Moses convened all Israel, and said to them:
Hear, O Israel, the statutes and ordinances that I am addressing to you today; you shall learn them and observe them diligently. The Lord our God made a covenant with us at Horeb. Not with our ancestors did the Lord make this covenant, but with us, who are all of us here alive today. The Lord spoke with you face to face at the mountain, out of the fire. (At that time I was standing between the Lord and you to declare to you the words of the Lord; for you were afraid because of the fire and did not go up the mountain.) And he said:
I am the Lord your God, who brought you out of the land of Egypt, out of the house of slavery; you shall have no other gods before me.
You shall not make for yourself an idol, whether in the form of anything that is in heaven above, or that is on the earth beneath, or that is in the water under the earth. You shall not bow down to them or worship them; for I the Lord your God am a jealous God, punishing children for the iniquity of parents, to the third and fourth generation of those who reject me, but showing steadfast love to the thousandth generation of those who love me and keep my commandments.
You shall not make wrongful use of the name of the Lord your God, for the Lord will not acquit anyone who misuses his name.
Observe the sabbath day and keep it holy, as the Lord your God commanded you. Six days you shall labor and do all your work. But the seventh day is a sabbath to the Lord your God; you shall not do any work—you, or your son or your daughter, or your male or female slave, or your ox or your donkey, or any of your livestock, or the resident alien in your towns, so that your male and female slave may rest as well as you.
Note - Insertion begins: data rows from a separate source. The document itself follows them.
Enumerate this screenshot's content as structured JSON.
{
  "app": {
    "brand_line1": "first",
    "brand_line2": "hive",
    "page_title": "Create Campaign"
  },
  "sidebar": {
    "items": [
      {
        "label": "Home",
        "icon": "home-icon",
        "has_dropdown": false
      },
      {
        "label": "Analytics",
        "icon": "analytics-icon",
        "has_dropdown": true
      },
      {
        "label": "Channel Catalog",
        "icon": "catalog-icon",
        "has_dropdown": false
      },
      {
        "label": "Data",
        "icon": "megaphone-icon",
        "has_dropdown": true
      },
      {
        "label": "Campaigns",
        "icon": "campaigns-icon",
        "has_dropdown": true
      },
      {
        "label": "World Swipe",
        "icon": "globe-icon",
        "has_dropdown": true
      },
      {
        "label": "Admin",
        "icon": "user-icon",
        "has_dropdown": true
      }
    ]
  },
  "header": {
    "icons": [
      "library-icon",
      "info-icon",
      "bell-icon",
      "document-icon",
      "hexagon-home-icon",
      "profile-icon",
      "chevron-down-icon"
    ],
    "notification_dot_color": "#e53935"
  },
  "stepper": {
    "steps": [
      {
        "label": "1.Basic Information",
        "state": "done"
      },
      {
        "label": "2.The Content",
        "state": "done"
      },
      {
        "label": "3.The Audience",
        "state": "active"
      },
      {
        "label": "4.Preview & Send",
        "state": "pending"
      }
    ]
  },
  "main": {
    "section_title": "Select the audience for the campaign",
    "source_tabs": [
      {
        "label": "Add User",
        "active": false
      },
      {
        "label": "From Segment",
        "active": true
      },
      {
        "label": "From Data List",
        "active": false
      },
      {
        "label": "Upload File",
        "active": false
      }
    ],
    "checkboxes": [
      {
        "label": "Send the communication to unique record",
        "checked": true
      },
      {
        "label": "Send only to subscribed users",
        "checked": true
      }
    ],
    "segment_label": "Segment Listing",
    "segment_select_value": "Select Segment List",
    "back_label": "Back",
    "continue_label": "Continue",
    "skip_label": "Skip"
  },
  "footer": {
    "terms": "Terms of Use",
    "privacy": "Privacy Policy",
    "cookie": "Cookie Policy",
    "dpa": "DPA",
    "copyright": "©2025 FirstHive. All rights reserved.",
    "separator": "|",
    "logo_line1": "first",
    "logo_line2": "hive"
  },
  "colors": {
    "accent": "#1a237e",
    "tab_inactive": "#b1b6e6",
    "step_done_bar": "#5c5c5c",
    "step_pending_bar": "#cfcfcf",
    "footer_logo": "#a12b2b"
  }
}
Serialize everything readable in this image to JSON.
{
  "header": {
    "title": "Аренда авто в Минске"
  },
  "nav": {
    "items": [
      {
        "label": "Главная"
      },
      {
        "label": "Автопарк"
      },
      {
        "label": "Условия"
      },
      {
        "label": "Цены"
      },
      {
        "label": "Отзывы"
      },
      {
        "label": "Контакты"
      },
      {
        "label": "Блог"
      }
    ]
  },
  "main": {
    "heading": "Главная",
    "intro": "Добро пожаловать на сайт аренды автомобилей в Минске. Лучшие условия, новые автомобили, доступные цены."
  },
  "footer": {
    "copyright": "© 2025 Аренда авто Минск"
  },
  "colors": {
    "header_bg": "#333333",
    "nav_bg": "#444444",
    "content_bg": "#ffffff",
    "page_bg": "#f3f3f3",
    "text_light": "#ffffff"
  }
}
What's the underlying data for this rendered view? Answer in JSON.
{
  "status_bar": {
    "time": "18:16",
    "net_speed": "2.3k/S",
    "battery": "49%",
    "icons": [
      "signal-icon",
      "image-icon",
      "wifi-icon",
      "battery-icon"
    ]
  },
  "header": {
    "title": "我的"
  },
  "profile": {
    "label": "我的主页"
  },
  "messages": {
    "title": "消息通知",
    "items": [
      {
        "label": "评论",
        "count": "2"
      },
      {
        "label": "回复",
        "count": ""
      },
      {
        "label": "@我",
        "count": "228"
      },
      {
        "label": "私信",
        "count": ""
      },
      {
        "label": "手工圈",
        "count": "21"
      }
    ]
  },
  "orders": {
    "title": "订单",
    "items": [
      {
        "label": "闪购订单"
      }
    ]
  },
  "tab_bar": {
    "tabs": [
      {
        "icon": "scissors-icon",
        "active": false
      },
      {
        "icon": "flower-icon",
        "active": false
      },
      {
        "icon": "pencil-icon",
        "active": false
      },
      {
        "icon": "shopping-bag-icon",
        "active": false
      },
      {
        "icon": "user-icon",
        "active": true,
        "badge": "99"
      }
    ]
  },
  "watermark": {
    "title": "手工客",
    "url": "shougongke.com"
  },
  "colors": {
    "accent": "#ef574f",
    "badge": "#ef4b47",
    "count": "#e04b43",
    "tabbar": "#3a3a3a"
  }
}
Remember that you were a slave in the land of Egypt, and the Lord your God brought you out from there with a mighty hand and an outstretched arm; therefore the Lord your God commanded you to keep the sabbath day.
Honor your father and your mother, as the Lord your God commanded you, so that your days may be long and that it may go well with you in the land that the Lord your God is giving you.
You shall not murder.
Neither shall you commit adultery.
Neither shall you steal.
Neither shall you bear false witness against your neighbor.
Neither shall you covet your neighbor’s wife.
Neither shall you desire your neighbor’s house, or field, or male or female slave, or ox, or donkey, or anything that belongs to your neighbor.
These words the Lord spoke with a loud voice to your whole assembly at the mountain, out of the fire, the cloud, and the thick darkness, and he added no more. He wrote them on two stone tablets, and gave them to me.
On the one hand, the Ten Commandments seem fairly easy to keep. No idols—check. Don’t murder—check. Don’t steal—got it. We might get the impression that it’s within our power to do right, to keep the commandments, even to earn God’s love.
But as Jesus expounds upon the commandments in Matthew 5–7, obedience starts to seem less and less attainable. “Be perfect, therefore, as your heavenly Father is perfect,” Jesus says to the crowd (Matthew 5:48). Be perfect? That’s nigh impossible.
Until we remember how the whole thing works. Jesus is the true human. He’s the one perfectly reflecting the image of God (Colossians 1:15). And he hasn’t come “to abolish the law” (Matthew 5:17) by dismissing it as no longer relevant in an age of love and forgiveness. Nor has he come to make it ridiculously hard to keep, although we could stand to be reminded that we’re incapable of earning our salvation by perfectly keeping the law. Instead, says Jesus, “I have come not to abolish but to fulfill” (Matthew 5:17).
Ah yes, that’s right. Jesus comes to fulfill the law, to keep the commandments that we fail to keep, to reverse the Fall, and to break the curse. He does what we cannot. And when we are united to him by the power of the Holy Spirit, we mysteriously keep the law, too. Praise God!
Prayer: Jesus, I don’t understand it completely, but I am so thankful that your life fulfills the law I daily fail to keep. Holy Spirit, work that mysterious process in me, and make me one with Christ. Amen.